The nature of energy supply is changing and changing fast. Nuclear technology must also evolve if it wishes to survive, or so the argument goes. However, change takes many forms and as we race to introduce new reactor designs we shouldn’t necessarily hasten to discount the old.

It is true that many electricity markets are undergoing radical transformations at the moment, most notably through the rapid increase in renewable and gas-fired generation. Arguably less clear is just how global these trends really are and how lasting they will prove to be. This uncertainty must be considered by nuclear innovators, since in addition to the risks of possible obsolescence there are serious risks in adapting for the ‘wrong’ future. Certain energy visions, and especially those based around narrow preconceptions, are not as robust as many people think. It can also be argued that at least some of the economic and acceptance challenges currently facing today’s nuclear technology require policy-led solutions, rather than more advanced reactors.

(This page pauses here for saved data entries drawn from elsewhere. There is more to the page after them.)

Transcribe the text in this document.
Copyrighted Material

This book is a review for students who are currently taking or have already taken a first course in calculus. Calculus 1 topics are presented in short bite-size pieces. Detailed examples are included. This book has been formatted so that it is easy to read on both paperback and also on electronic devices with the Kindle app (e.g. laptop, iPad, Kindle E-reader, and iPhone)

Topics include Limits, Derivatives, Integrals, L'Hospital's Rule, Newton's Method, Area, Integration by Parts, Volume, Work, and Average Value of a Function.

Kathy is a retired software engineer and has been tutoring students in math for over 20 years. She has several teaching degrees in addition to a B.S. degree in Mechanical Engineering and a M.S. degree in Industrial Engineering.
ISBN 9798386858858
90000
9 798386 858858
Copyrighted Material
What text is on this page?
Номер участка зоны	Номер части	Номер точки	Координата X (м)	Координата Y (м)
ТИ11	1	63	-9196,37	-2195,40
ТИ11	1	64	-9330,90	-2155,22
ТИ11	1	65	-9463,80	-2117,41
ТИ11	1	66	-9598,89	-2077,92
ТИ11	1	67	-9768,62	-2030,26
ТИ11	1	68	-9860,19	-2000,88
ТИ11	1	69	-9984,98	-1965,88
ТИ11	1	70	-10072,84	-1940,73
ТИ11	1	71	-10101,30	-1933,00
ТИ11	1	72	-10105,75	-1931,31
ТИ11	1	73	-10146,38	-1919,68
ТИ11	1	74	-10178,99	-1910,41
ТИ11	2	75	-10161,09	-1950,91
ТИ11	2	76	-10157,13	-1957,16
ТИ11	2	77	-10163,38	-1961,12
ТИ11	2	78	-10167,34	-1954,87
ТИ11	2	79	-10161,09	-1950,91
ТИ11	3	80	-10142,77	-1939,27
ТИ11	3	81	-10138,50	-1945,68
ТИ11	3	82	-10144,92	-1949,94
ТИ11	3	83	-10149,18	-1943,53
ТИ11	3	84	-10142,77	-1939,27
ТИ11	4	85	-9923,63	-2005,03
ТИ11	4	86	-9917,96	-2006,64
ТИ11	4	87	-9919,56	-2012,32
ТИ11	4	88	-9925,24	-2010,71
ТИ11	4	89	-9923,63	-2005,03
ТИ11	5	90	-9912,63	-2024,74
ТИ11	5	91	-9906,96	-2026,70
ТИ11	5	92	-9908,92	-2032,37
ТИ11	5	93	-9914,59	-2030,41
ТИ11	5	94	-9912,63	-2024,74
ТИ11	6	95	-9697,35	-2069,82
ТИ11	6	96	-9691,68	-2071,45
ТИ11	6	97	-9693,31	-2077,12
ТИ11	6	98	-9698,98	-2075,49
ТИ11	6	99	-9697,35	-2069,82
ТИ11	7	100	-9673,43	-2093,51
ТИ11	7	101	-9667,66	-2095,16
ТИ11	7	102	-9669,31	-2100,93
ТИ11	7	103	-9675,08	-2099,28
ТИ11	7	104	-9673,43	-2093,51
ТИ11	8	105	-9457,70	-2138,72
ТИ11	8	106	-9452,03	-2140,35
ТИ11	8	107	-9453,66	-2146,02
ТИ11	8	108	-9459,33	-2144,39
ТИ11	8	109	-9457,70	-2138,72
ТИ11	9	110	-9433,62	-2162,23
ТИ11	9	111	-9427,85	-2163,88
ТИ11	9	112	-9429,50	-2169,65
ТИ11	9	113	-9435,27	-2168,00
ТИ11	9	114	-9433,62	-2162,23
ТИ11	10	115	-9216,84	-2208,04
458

Nuclear energy facilities are long-term investments, but uncertainty about the future energy landscape should not jeopardise the expansion of this crucial low-carbon energy source.

Room for improvement

Today’s nuclear power plants can achieve availability factors of over 95% and produce emissions-free electricity at costs typically lower than those of fossil plants. Modern reactor designs have become very large (over 1000 MWe) and offer improved operational economics and reliability compared to older ones. They are engineering marvels and the issues they face relate mostly to their constructability, rather than their expected performance. Serious delays and cost over-runs have been encountered during the construction of recent reactor projects in Western countries, namely Finland, France and the USA. However, in other countries projects are being delivered more-or-less on time and budget and an increasing number of emerging economies are starting to build them.

Rather than being ‘old’ – as it is often characterised by opponents – nuclear counts among the very youngest of energy technologies. The first man-made sustained nuclear reaction only took place in 1942. By contrast, fossil fuels have been widely used since the industrial revolution, wind and water energy have been powering human activities for thousands of years, and the first solar cell may be traced back to the 19th century. Nuclear technology is still in its infancy and the potential for improvement is vast.

There is little doubt that advanced reactor technologies will one day change the face of nuclear energy. Some offer to potentially radically increase the available fuel resource and will operate with greater efficiency, ultimately reducing waste and environmental impact. Others are inherently more flexible, opening up new market niches and applications for nuclear technology. Unfortunately, these advanced reactor designs often over-shadow the many amazing innovations which have more immediate bearing on the climate and energy debate. These effect current reactor designs and span the whole nuclear fuel cycle and life cycle.

What really leaps out is the amount of crossover. Breakthroughs in other sectors and basic materials have opened up the potential for improvements in many areas of nuclear performance. The reverse is also true, with nuclear research leading to spinoff technologies and sometimes even fundamental physical insights, for example in fusion research. Many of these innovations act to increase the energy output from the existing reactor fleet, or to extend plant operating lifetimes.

This last point especially tends to confuse many participants in the innovation discourse, since they assume that innovation must always be ‘disruptive’ and means replacing the old with the new – rather than operating existing technologies for longer and more efficiently. It also means that advanced reactor designers face a tough source of competition in established nuclear markets. It is much cheaper to extend the operating lifetime of an existing nuclear plant than build a new one. This leads one to consider whether certain advanced reactor designs should perhaps be prioritised and what needs to be done to help them become commercial realities sooner.

Nuclear energy is in fact evolving faster than most people realise, although not always in the way they expect. Innovation continues to yield better performance and longer operation of valuable assets. Advanced reactors will one day change the face of nuclear energy, but countries need not wait for them before committing to this vital climate-saving technology.